A Criatura se mexe, seu olhar piscando para o guarda por um breve momento antes de voltar para mim. Sua expressão é indecifrável, mas há um leve brilho de frustração ali, uma tensão ao redor dos olhos e da boca. Me pergunto se ele entende, se sabe que estou tão constrangido por este lugar quanto ele.

"Dr. Adams, por favor, mantenha distância," diz o guarda, sua voz plana, embora suas palavras contenham um aviso claro. "Estamos aqui para observar, não para interagir."

Eu aceno com a cabeça, forçando-me a dar um passo para trás, embora minhas mãos se fechem ao lado do corpo em frustração. A necessidade de alcançar, de comunicar, é quase esmagadora. O olhar da Criatura me segue, e sinto uma leve tristeza ali, uma impotência compartilhada.

Minha curiosidade luta contra as limitações impostas por este lugar. No frio, sua pele parece mais lisa, quase translúcida. Posso ver o traçado tênue das veias sob as escamas, uma rede delicada de linhas prateadas que pulsam levemente, dando-lhe uma beleza estranha e hipnotizante. Seus dedos são membranosos, os ossos mais finos e flexíveis do que mãos humanas, embora haja força ali também. Me pergunto o que mais ele pode fazer—como ele se move na água, que outras adaptações estão escondidas sob sua superfície.

Enquanto o observo, um pensamento estranho me ocorre: ele é provavelmente a coisa mais próxima de um verdadeiro predador oceânico que a humanidade já encontrou. No entanto, aqui está ele, preso, enjaulado, vulnerável aos caprichos de humanos que o veem como nada mais do que uma anomalia científica. A ironia é tão amarga quanto o frio nesta sala. Não consigo imaginar como ele deve se sentir, estar tão fora de lugar, tão despojado de sua dignidade natural.

O pensamento desperta algo em mim, um sentimento que não posso ignorar. Eu não deveria estar aqui, observando-o assim, confinado a uma barreira de vidro. A distância entre nós parece uma traição a tudo que defendo. A Criatura é inteligente, parece possuir emoções e respostas complexas. Tratá-lo como algo menos do que isso parece uma violação fundamental da ética, uma traição à minha própria integridade como cientista.

O guarda pigarreia, um lembrete dos meus limites, e sinto uma onda de raiva que me surpreende. Odeio essa configuração, esse ambiente frio e estéril que me obriga a negar meus próprios instintos. Cada parte de mim quer diminuir essa distância, alcançar e tratar a Criatura com o respeito que ele merece. Mas não posso—não aqui, não agora. Não enquanto estão observando cada movimento meu.

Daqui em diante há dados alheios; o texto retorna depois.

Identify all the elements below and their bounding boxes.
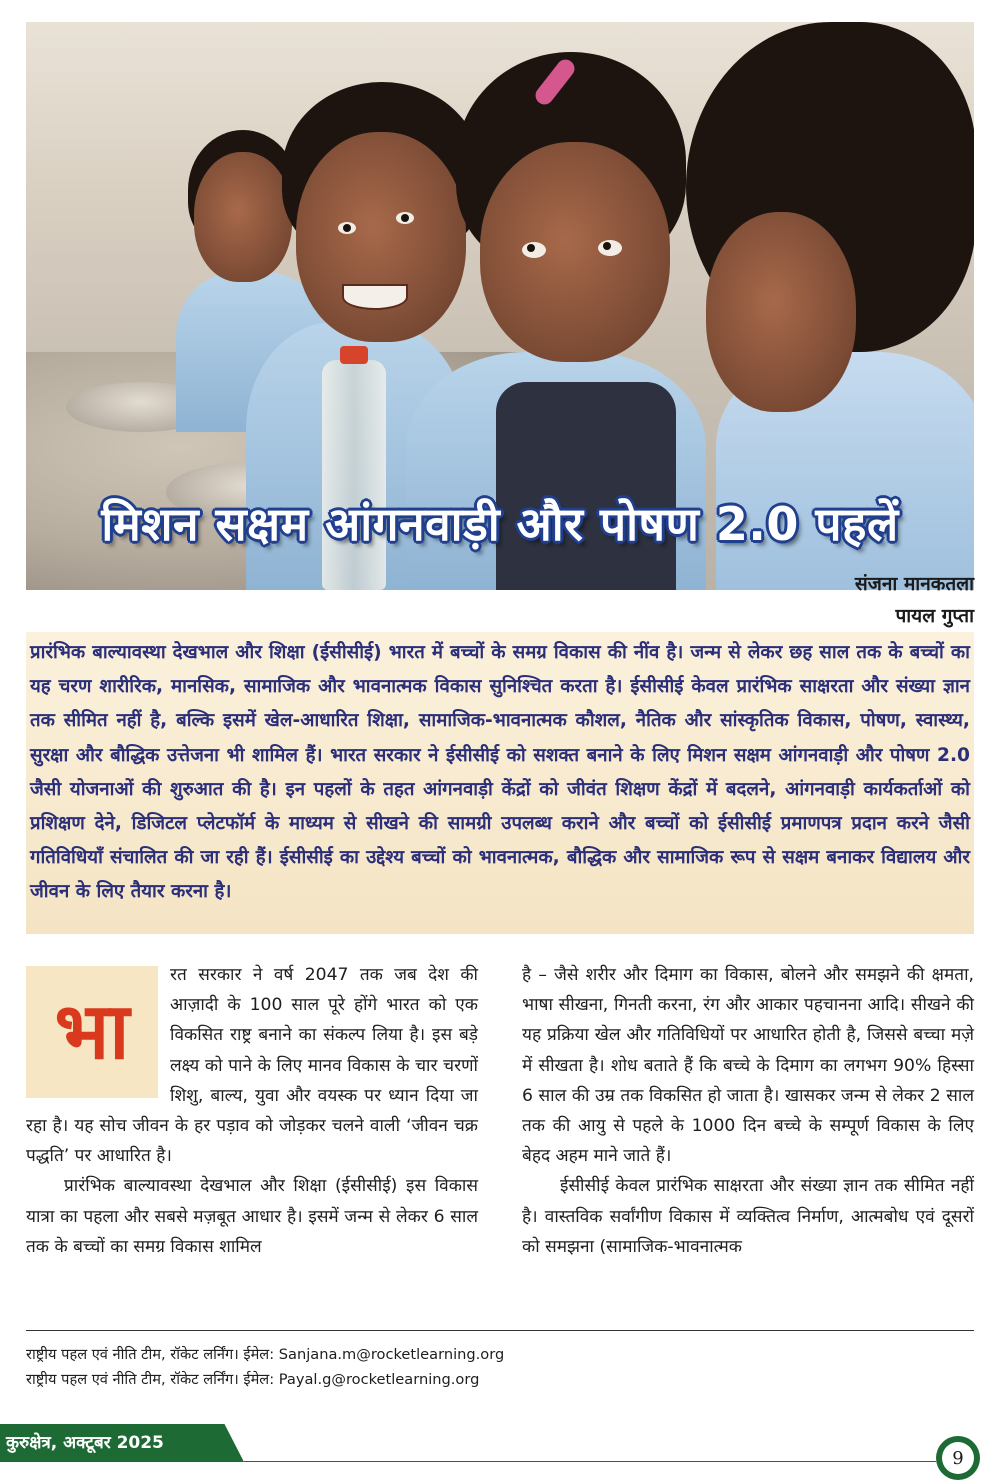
dropcap: भा [54, 987, 130, 1077]
magazine-issue-label: कुरुक्षेत्र, अक्टूबर 2025 [6, 1433, 164, 1453]
footnote: राष्ट्रीय पहल एवं नीति टीम, रॉकेट लर्निंग। ईमेल: Sanjana.m@rocketlearning.org [26, 1346, 505, 1363]
author-name: संजना मानकतला [854, 573, 974, 595]
photo-water-bottle [322, 360, 386, 590]
intro-paragraph: प्रारंभिक बाल्यावस्था देखभाल और शिक्षा (ईसीसीई) भारत में बच्चों के समग्र विकास की नींव है। जन्म से लेकर छह साल तक के बच्चों का यह चरण शारीरिक, मानसिक, सामाजिक और भावनात्मक विकास सुनिश्चित करता है। ईसीसीई केवल प्रारंभिक साक्षरता और संख्या ज्ञान तक सीमित नहीं है, बल्कि इसमें खेल-आधारित शिक्षा, सामाजिक-भावनात्मक कौशल, नैतिक और सांस्कृतिक विकास, पोषण, स्वास्थ्य, सुरक्षा और बौद्धिक उत्तेजना भी शामिल हैं। भारत सरकार ने ईसीसीई को सशक्त बनाने के लिए मिशन सक्षम आंगनवाड़ी और पोषण 2.0 जैसी योजनाओं की शुरुआत की है। इन पहलों के तहत आंगनवाड़ी केंद्रों को जीवंत शिक्षण केंद्रों में बदलने, आंगनवाड़ी कार्यकर्ताओं को प्रशिक्षण देने, डिजिटल प्लेटफॉर्म के माध्यम से सीखने की सामग्री उपलब्ध कराने और बच्चों को ईसीसीई प्रमाणपत्र प्रदान करने जैसी गतिविधियाँ संचालित की जा रही हैं। ईसीसीई का उद्देश्य बच्चों को भावनात्मक, बौद्धिक और सामाजिक रूप से सक्षम बनाकर विद्यालय और जीवन के लिए तैयार करना है। [30, 642, 970, 903]
footnote-divider [26, 1330, 974, 1331]
page-number: 9 [942, 1442, 974, 1474]
footnotes [26, 1342, 504, 1392]
body-column-left [26, 960, 478, 1262]
article-title: मिशन सक्षम आंगनवाड़ी और पोषण 2.0 पहलें [101, 497, 899, 551]
body-paragraph: ईसीसीई केवल प्रारंभिक साक्षरता और संख्या ज्ञान तक सीमित नहीं है। वास्तविक सर्वांगीण विकास में व्यक्तित्व निर्माण, आत्मबोध एवं दूसरों को समझना (सामाजिक-भावनात्मक [522, 1176, 974, 1257]
footer-line [244, 1461, 936, 1462]
body-column-right [522, 960, 974, 1262]
author-byline [855, 568, 974, 632]
dropcap-box [26, 966, 158, 1098]
body-paragraph: प्रारंभिक बाल्यावस्था देखभाल और शिक्षा (ईसीसीई) इस विकास यात्रा का पहला और सबसे मज़बूत आधार है। इसमें जन्म से लेकर 6 साल तक के बच्चों का समग्र विकास शामिल [26, 1176, 478, 1257]
body-paragraph: रत सरकार ने वर्ष 2047 तक जब देश की आज़ादी के 100 साल पूरे होंगे भारत को एक विकसित राष्ट्र बनाने का संकल्प लिया है। इस बड़े लक्ष्य को पाने के लिए मानव विकास के चार चरणों शिशु, बाल्य, युवा और वयस्क पर ध्यान दिया जा रहा है। यह सोच जीवन के हर पड़ाव को जोड़कर चलने वाली ‘जीवन चक्र पद्धति’ पर आधारित है। [26, 965, 478, 1167]
author-name: पायल गुप्ता [895, 605, 974, 627]
footnote: राष्ट्रीय पहल एवं नीति टीम, रॉकेट लर्निंग। ईमेल: Payal.g@rocketlearning.org [26, 1371, 480, 1388]
page-number-badge [936, 1436, 980, 1480]
body-paragraph: है – जैसे शरीर और दिमाग का विकास, बोलने और समझने की क्षमता, भाषा सीखना, गिनती करना, रंग और आकार पहचानना आदि। सीखने की यह प्रक्रिया खेल और गतिविधियों पर आधारित होती है, जिससे बच्चा मज़े में सीखता है। शोध बताते हैं कि बच्चे के दिमाग का लगभग 90% हिस्सा 6 साल की उम्र तक विकसित हो जाता है। खासकर जन्म से लेकर 2 साल तक की आयु से पहले के 1000 दिन बच्चे के सम्पूर्ण विकास के लिए बेहद अहम माने जाते हैं। [522, 965, 974, 1167]
intro-box [26, 632, 974, 934]
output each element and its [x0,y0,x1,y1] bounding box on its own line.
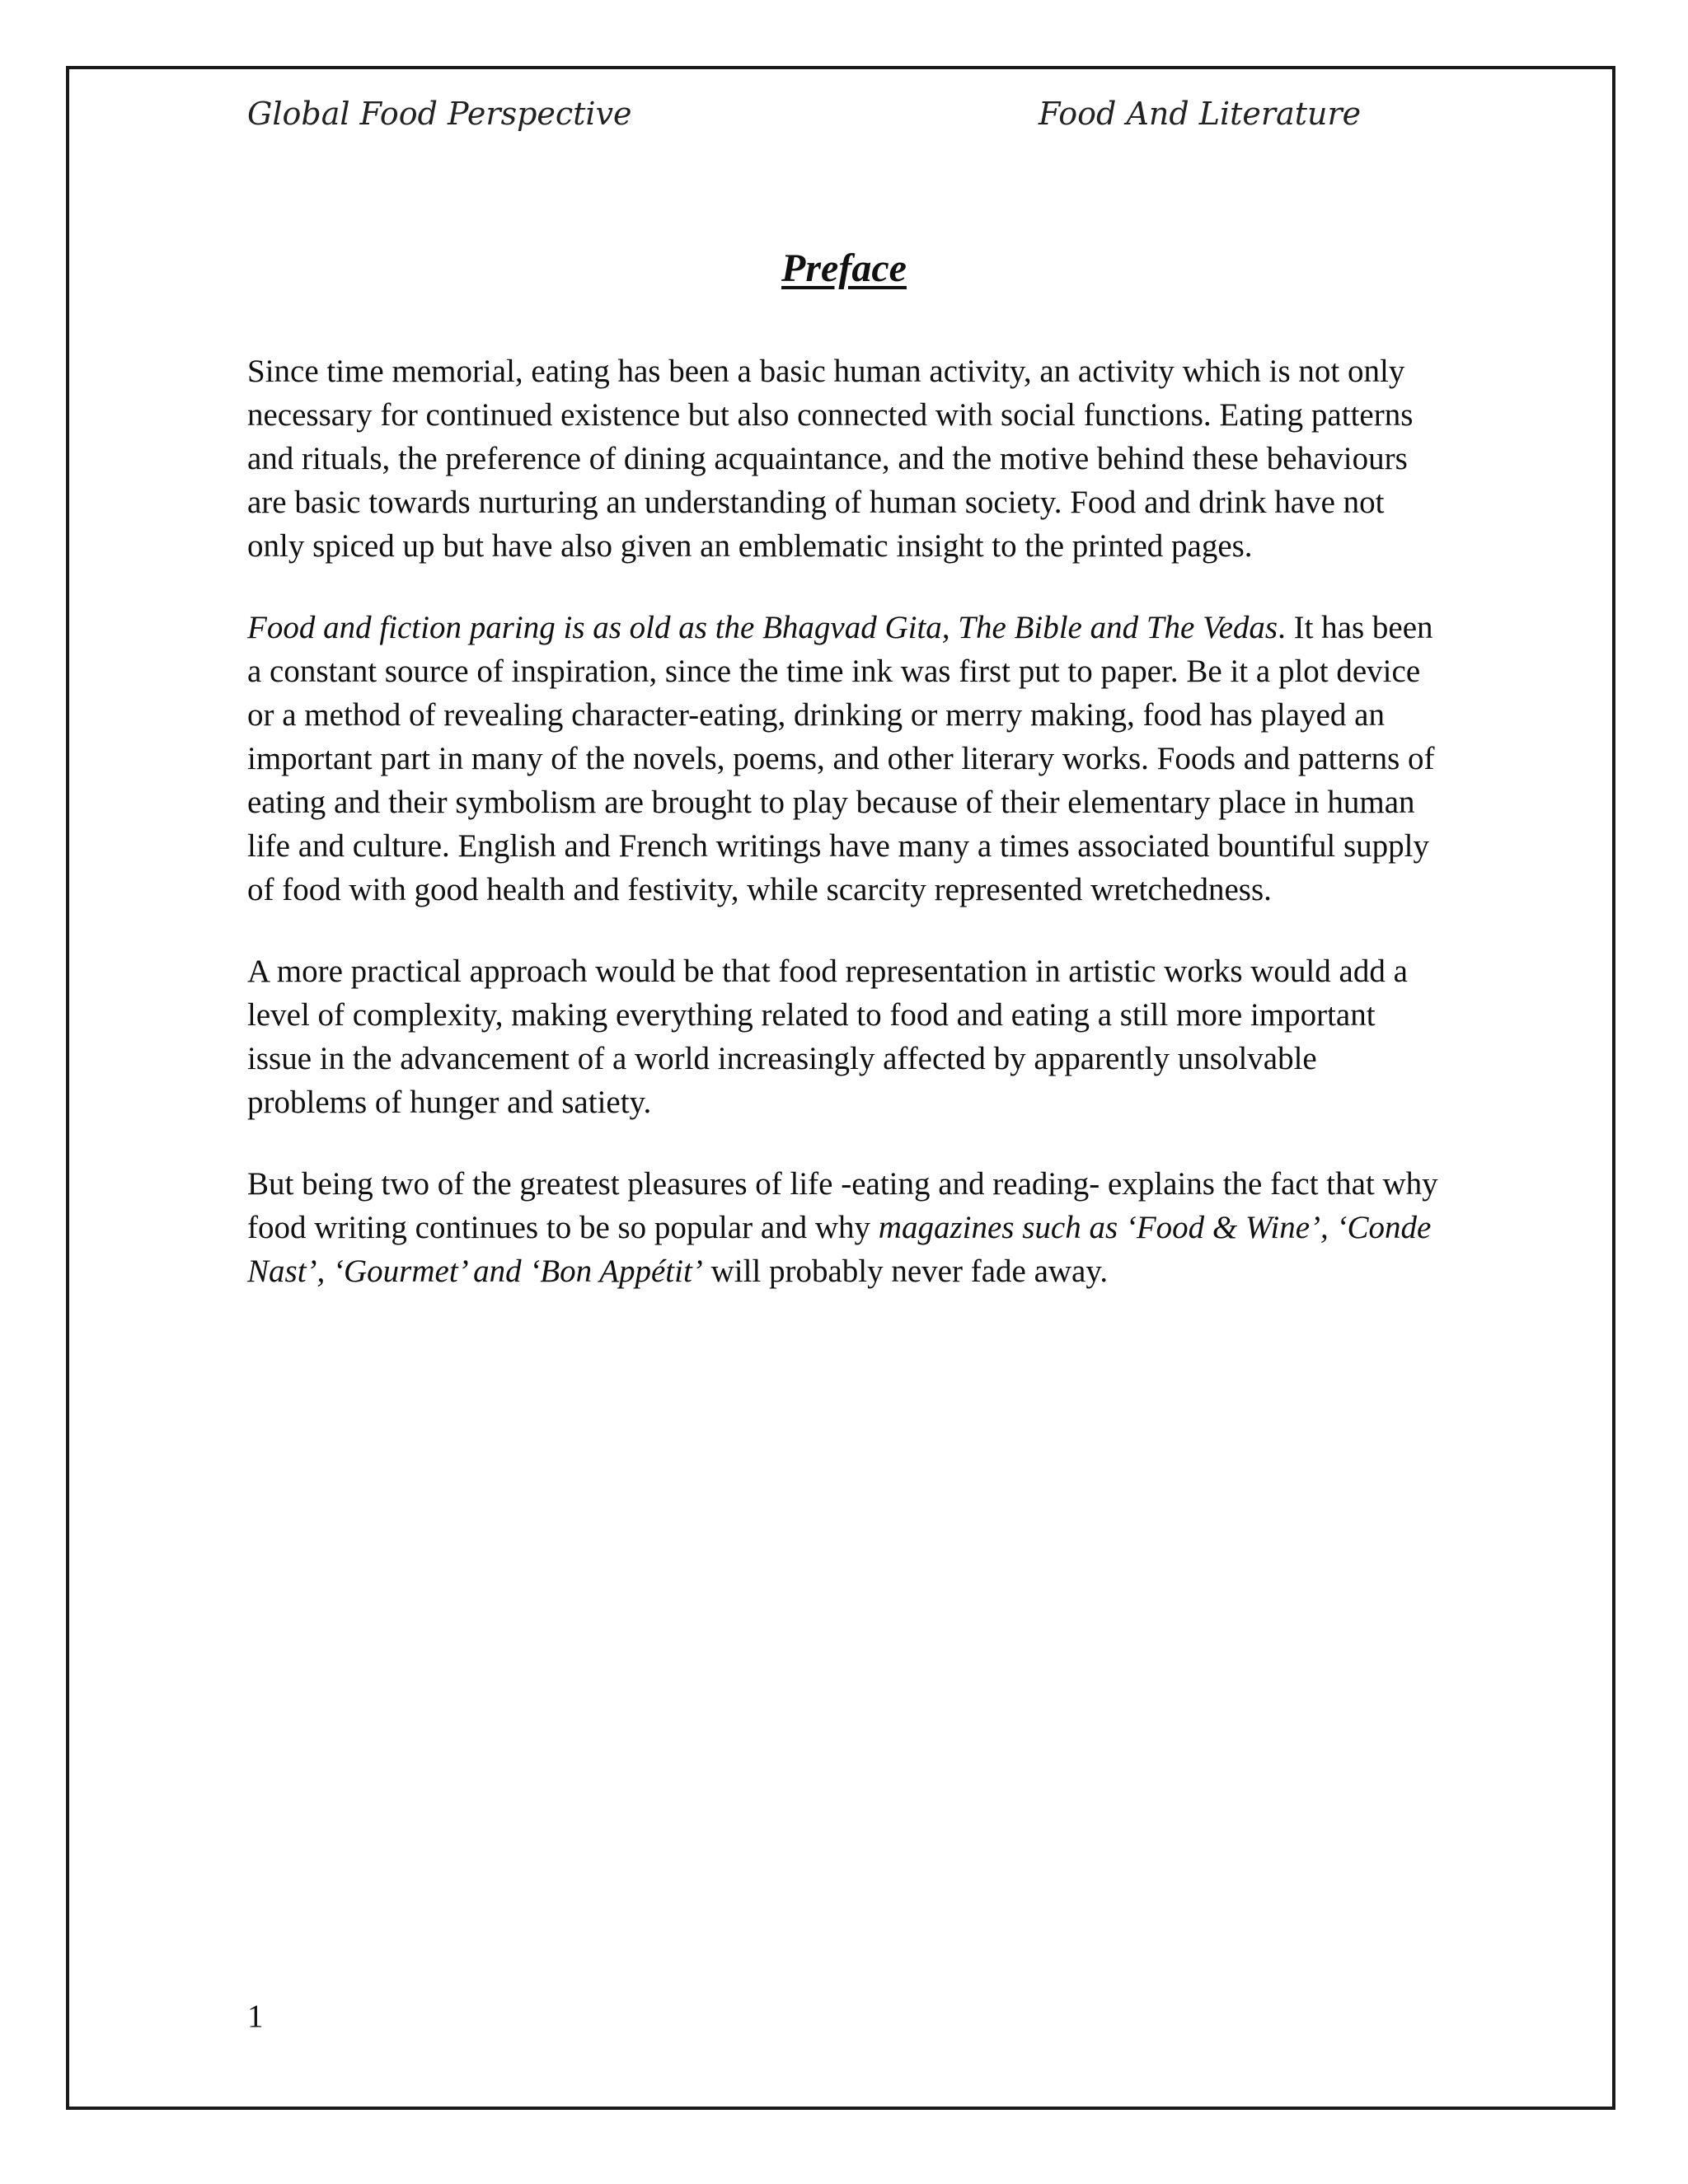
page-title: Preface [781,246,907,290]
paragraph-4 [247,1162,1438,1293]
paragraph-4-start: But being two of the greatest pleasures of life -eating and reading- explains the fact that why food writing continues to be so popular and why [247,1166,1438,1245]
paragraph-2-italic: Food and fiction paring is as old as the Bhagvad Gita, The Bible and The Vedas [247,610,1278,645]
paragraph-2 [247,606,1438,912]
body-text [247,349,1438,1331]
paragraph-1: Since time memorial, eating has been a basic human activity, an activity which is not only necessary for continued existence but also connected with social functions. Eating patterns and rituals, the preference of dining acquaintance, and the motive behind these behaviours are basic towards nurturing an understanding of human society. Food and drink have not only spiced up but have also given an emblematic insight to the printed pages. [247,354,1414,564]
header-chapter-title: Food And Literature [1039,96,1362,132]
paragraph-4-end: will probably never fade away. [702,1254,1109,1289]
running-header [247,96,1368,145]
paragraph-2-rest: . It has been a constant source of inspiration, since the time ink was first put to paper. Be it a plot device or a method of revealing character-eating, drinking or merry making, food has played an important part in many of the novels, poems, and other literary works. Foods and patterns of eating and their symbolism are brought to play because of their elementary place in human life and culture. English and French writings have many a times associated bountiful supply of food with good health and festivity, while scarcity represented wretchedness. [247,610,1435,907]
header-book-title: Global Food Perspective [247,96,632,132]
paragraph-3: A more practical approach would be that food representation in artistic works would add a level of complexity, making everything related to food and eating a still more important issue in the advancement of a world increasingly affected by apparently unsolvable problems of hunger and satiety. [247,954,1408,1120]
page-number: 1 [247,1999,264,2034]
paragraph-4-italic: magazines such as ‘Food & Wine’, ‘Conde Nast’, ‘Gourmet’ and ‘Bon Appétit’ [247,1210,1432,1289]
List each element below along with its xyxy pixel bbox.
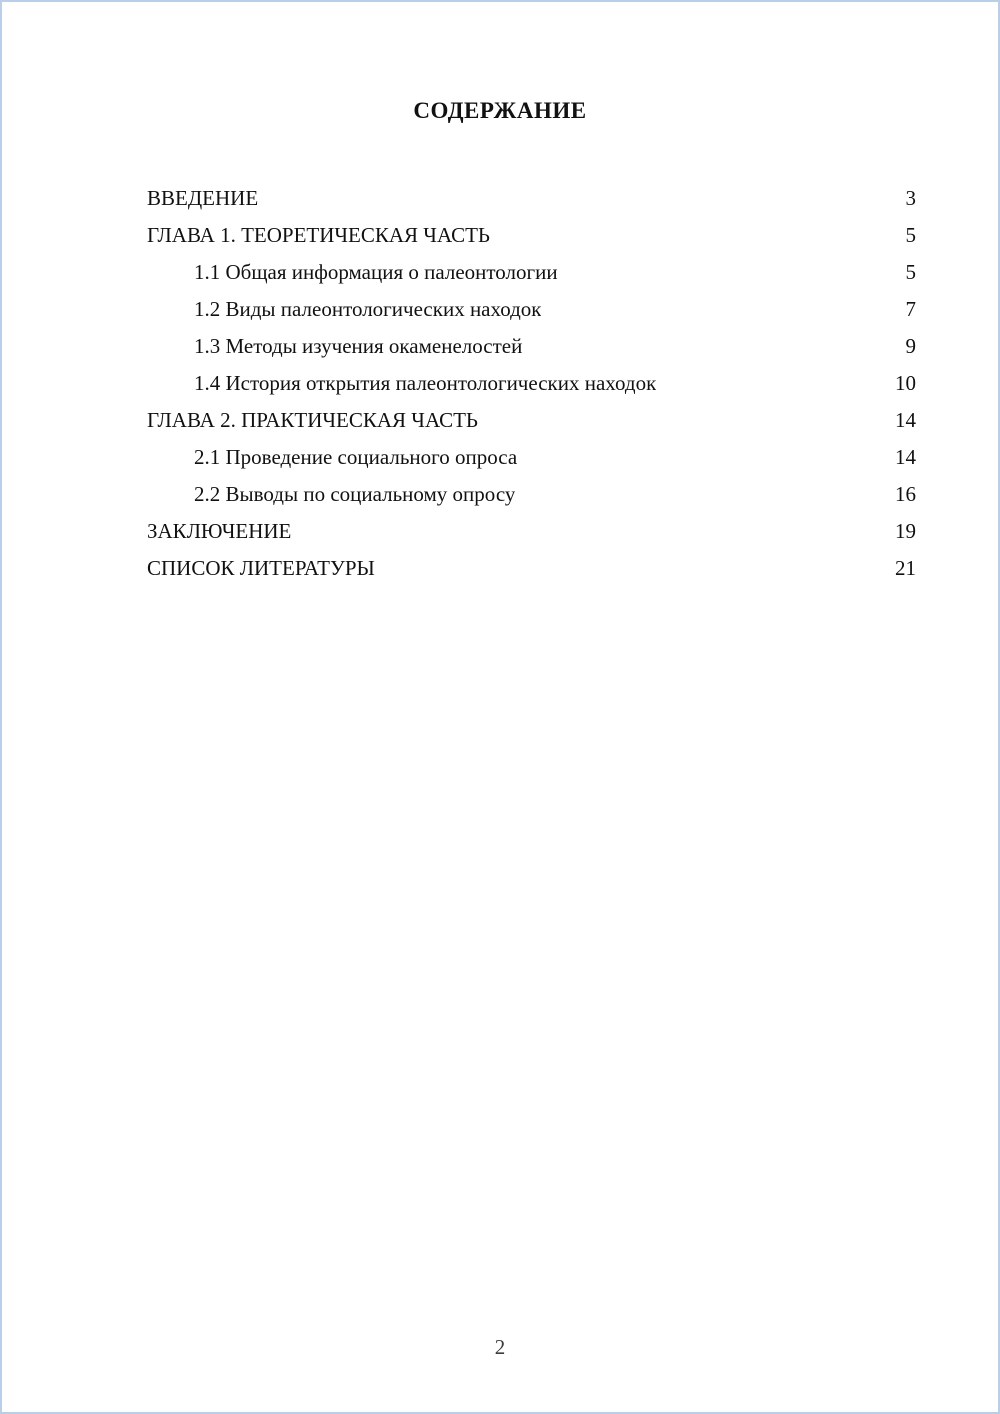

Olho de volta para a Criatura, encontrando seus olhos mais uma vez. Há um entendimento silencioso entre nós, um reconhecimento compartilhado das fronteiras que nenhum de nós pode cruzar. Nesse momento, faço uma promessa silenciosa a mim mesmo: não vou deixá-los reduzi-lo a um mero sujeito, a uma nota de rodapé em algum relatório frio. Vou encontrar uma maneira de honrar sua existência, de dar-lhe a dignidade que ele merece, mesmo que isso signifique desafiar todas as restrições que me impuseram.

O guarda se mexe, impaciente. Meu tempo aqui está quase acabando. Forço-me a me virar, a sair da sala fria, cada passo mais pesado que o anterior. Estou furioso, isso tem que parar.